Je suis retourné à l’école de prière de l’ami Maurice. Lieu : l’église Saint Ignace, rue de Sèvres à Paris. Sujet de la méditation : l’Evangile du jour. Durée de l’exercice : une demi-heure, pendant laquelle on ne doit se consacrer qu’à ça. « C’est comme un repas », dit Maurice. Avec entrée (on entre dans la prière physiquement, en prenant une posture particulière, comme on passe à table), plat de résistance (le texte à méditer, dont on doit goûter les différentes saveurs et se laisser remplir l’esprit), et dessert (marquer la sortie, remercier pour ce qu’on vient de manger). Il précise : « il y a donc un avant, un pendant, et un après. Et aussi — à chacun de l’éprouver — un en-bas et un en-haut ».
Ces consignes données, il nous invita à nous disperser. Chacun devait trouver dans l’église une place où se nourrir du texte proposé : Jean baptisait son cousin Jésus dans le Jourdain. Des coussins avaient été disposés sur le sol près de l’autel.

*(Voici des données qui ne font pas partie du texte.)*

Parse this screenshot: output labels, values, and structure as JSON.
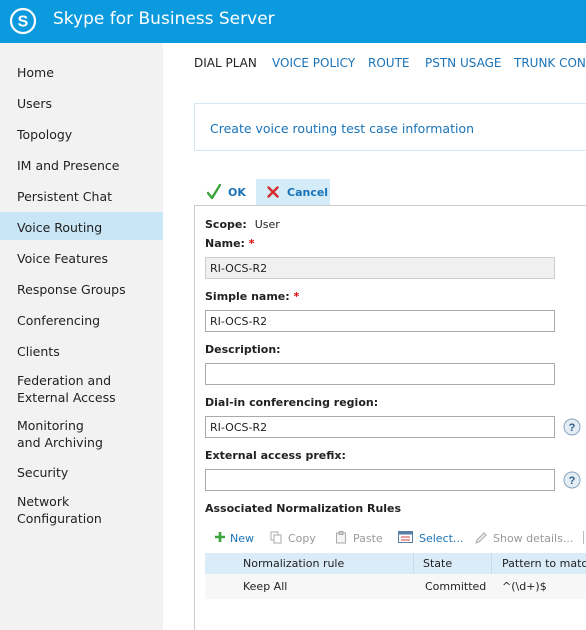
{
  "header": {
    "title": "Skype for Business Server",
    "background": "#0b9ade"
  },
  "sidebar": {
    "items": [
      {
        "label": "Home"
      },
      {
        "label": "Users"
      },
      {
        "label": "Topology"
      },
      {
        "label": "IM and Presence"
      },
      {
        "label": "Persistent Chat"
      },
      {
        "label": "Voice Routing",
        "active": true
      },
      {
        "label": "Voice Features"
      },
      {
        "label": "Response Groups"
      },
      {
        "label": "Conferencing"
      },
      {
        "label": "Clients"
      },
      {
        "label_line1": "Federation and",
        "label_line2": "External Access"
      },
      {
        "label_line1": "Monitoring",
        "label_line2": "and Archiving"
      },
      {
        "label": "Security"
      },
      {
        "label_line1": "Network",
        "label_line2": "Configuration"
      }
    ]
  },
  "tabs": [
    "DIAL PLAN",
    "VOICE POLICY",
    "ROUTE",
    "PSTN USAGE",
    "TRUNK CONF"
  ],
  "banner": {
    "text": "Create voice routing test case information"
  },
  "actions": {
    "ok_label": "OK",
    "cancel_label": "Cancel"
  },
  "form": {
    "scope_label": "Scope:",
    "scope_value": "User",
    "name_label": "Name:",
    "name_value": "RI-OCS-R2",
    "simple_name_label": "Simple name:",
    "simple_name_value": "RI-OCS-R2",
    "description_label": "Description:",
    "description_value": "",
    "dialin_label": "Dial-in conferencing region:",
    "dialin_value": "RI-OCS-R2",
    "external_prefix_label": "External access prefix:",
    "external_prefix_value": "",
    "required_mark": "*"
  },
  "rules": {
    "title": "Associated Normalization Rules",
    "toolbar": {
      "new": "New",
      "copy": "Copy",
      "paste": "Paste",
      "select": "Select...",
      "show_details": "Show details..."
    },
    "columns": [
      "Normalization rule",
      "State",
      "Pattern to match"
    ],
    "rows": [
      {
        "rule": "Keep All",
        "state": "Committed",
        "pattern": "^(\\d+)$"
      }
    ]
  }
}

J’en ai calé un sous ma tête et me suis allongé par terre, sur le dos.
Mes yeux fixaient la voûte. Les vitraux formaient des vaguelettes bleues. La perspective était inhabituelle, déformée. J’avais l’impression de survoler un paysage à l’envers. Ça pouvait être le Jourdain en effet, avec ses reflets de lumière, et de curieux motifs géométriques sur ses rives grises. « Voici l’agneau de Dieu qui enlève le péché du monde ». Sur cet agneau, qui allait devenir pasteur, s’était posée (mais quand ?) une colombe. Passé, futur, terre et ciel, spirituel et animal, anonymat et gloire se retournaient. C’était à n’y rien comprendre, cette histoire. Jean Baptiste parlait de Jésus, qui se tenait pourtant face à lui, à la troisième personne, en répétant : « et je ne le connaissais pas ». Et Jésus, de toute la scène, ne prononçait pas un mot.
Tout ceci, je l’ai dit, se passait à Saint Ignace. J’aime bien cette église. Elle est grande et belle, mais de la rue on ne la voit pas. On y entre par la porte d’un immeuble moderne, entre deux enseignes de luxe, face au Bon Marché et au square Boucicaut. Là, derrière la façade, elle se tient, sombre et vaste, comme une métaphore de notre inconscient.